NON-bank lender Finance Ireland has become the third lender to increase its mortgage rates.
The mortgage provider is increasing its three and five-year fixed rates by 1.2pc, a larger than expected rise.
It is also increasing its 10, 15 and 20 and 25-year fixed rates by 0.5pc.
The new rates apply from Monday, June 27.
A Finance Ireland spokesperson said: “Our variable and buy-to-let rates remain unchanged.”
Anyone who has now or who receives a loan offer before the rates come into effect on Monday week will have two months to draw down loans at existing rates.
The lender added: ““All loan offers issued by the close of business on Friday, June 24, will be honoured at current rates provided funds are drawn by the close of business on Friday, August 12.
"Where a loan offer subsequently expires or any amendment is requested to an existing loan offer, the new/revised offer will be issued on our increased rates.”
It comes after ICS Mortgages announced a second rise in its mortgage costs in May.
Its three and five-year fixed rates will increase by 1pc across all loan-to-value (LTV) bands.
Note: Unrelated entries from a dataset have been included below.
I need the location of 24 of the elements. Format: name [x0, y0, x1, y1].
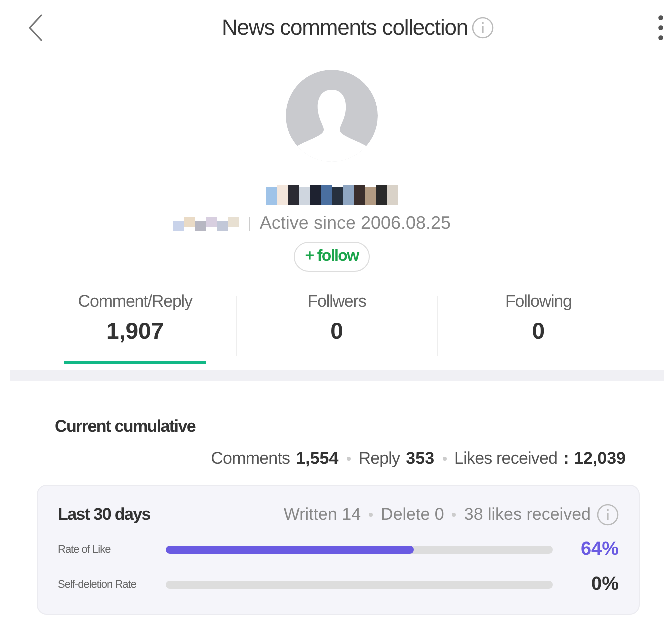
stat-label: Reply	[358, 449, 400, 469]
stat-value: 353	[406, 449, 435, 469]
back-icon[interactable]	[28, 13, 44, 43]
rate-value: 0%	[590, 574, 619, 596]
stat-tab[interactable]: Follwers 0	[294, 288, 380, 364]
rate-label: Self-deletion Rate	[58, 579, 138, 591]
rate-value: 64%	[580, 539, 619, 561]
section-title: Current cumulative	[55, 417, 197, 437]
stat-tab[interactable]: Following 0	[491, 288, 586, 364]
stat-text: Written 14	[284, 505, 362, 525]
stat-value: : 12,039	[564, 449, 626, 469]
page-title: News comments collection	[222, 15, 468, 41]
avatar-icon	[286, 70, 378, 162]
stat-tab[interactable]: Comment/Reply 1,907	[64, 288, 206, 364]
stat-text: 38 likes received	[464, 505, 591, 525]
card-title: Last 30 days	[58, 505, 150, 525]
pixelated-id	[172, 216, 239, 230]
rate-label: Rate of Like	[58, 544, 112, 556]
stat-label: Comments	[211, 449, 290, 469]
more-icon[interactable]	[658, 15, 664, 41]
stat-label: Likes received	[454, 449, 558, 469]
stat-value: 1,554	[296, 449, 339, 469]
active-since-text: Active since 2006.08.25	[260, 213, 452, 234]
stat-text: Delete 0	[381, 505, 444, 525]
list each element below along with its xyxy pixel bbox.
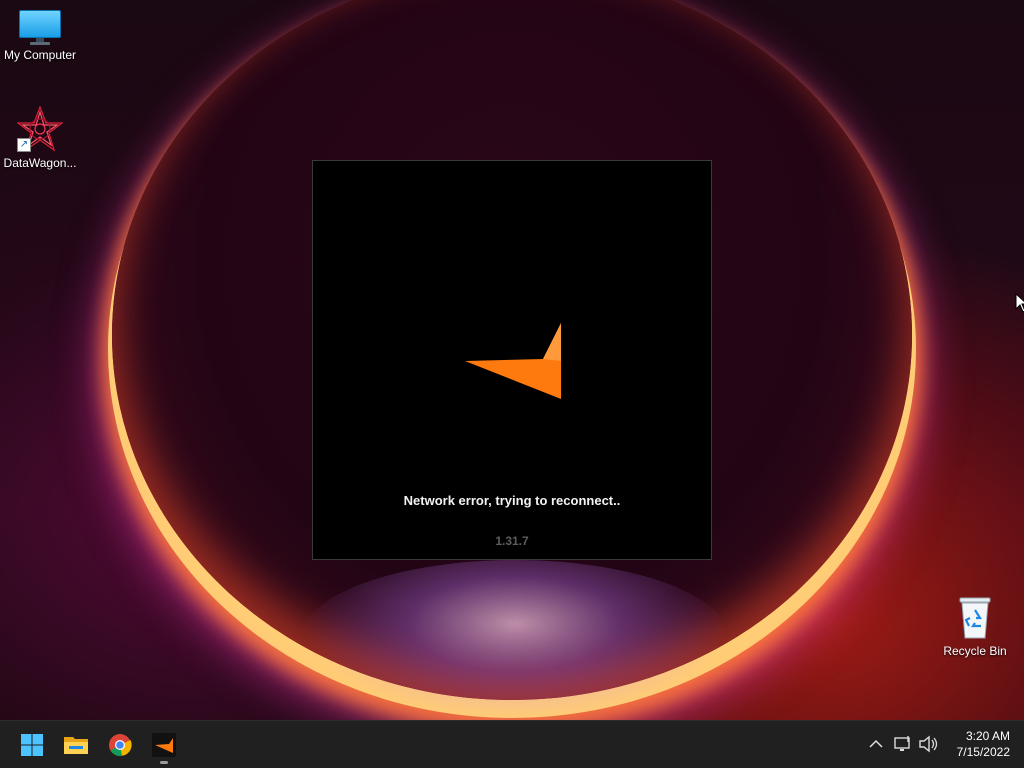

It comes just two months after it increased its rates. The latest increase of 1pc means the ICS five-year fixed rate will go from 2.6pc to 3.6pc.
This means an extra €131 per month, or €1,572 a year, in repayments for a homeowner with a €250,000 mortgage over a 25-year term, and an 80pc loan-to-value.
Avant Money, which shook up the market here when it launched mortgages for less than 2pc at the end of 2020, is increasing its five, seven and 10-year fixed rates for new borrowers by between 0.2 and 0.3 percentage points.
Last week the European Central Bank signalled that it may put up its key lending rate by as much as 0.75 percentage points by September.
Mortgage holders are set to be hit by the first in a series of interest rate rises from next month, a move that will push annual repayments up by more than €1,000 for a family with a typical tracker.
Variable rates and future fixed rates are also set to be hiked.
The ECB surprised market watchers when it said it may then follow the July 0.25 percentage point rise with a 0.5 percentage point rise in September, if high inflation persists in the eurozone.
Most commentators had been expecting a 0.25 percentage point rise this summer, to be followed by another one of the same size in the autumn.
The ECB has not raised its rates for 11 years.
Some 450,000 mortgage account holders are vulnerable to rises in the ECB’s main refinancing rate as they are on tracker or variable rates.
Each 0.25pc rise in the ECB rates will cost €30 more in monthly repayments for a €250,000 tracker mortgage.
That works out at €360 a year. This is based on a tracker with a margin of 1.25pc over the ECB rate, with 20 years left to pay.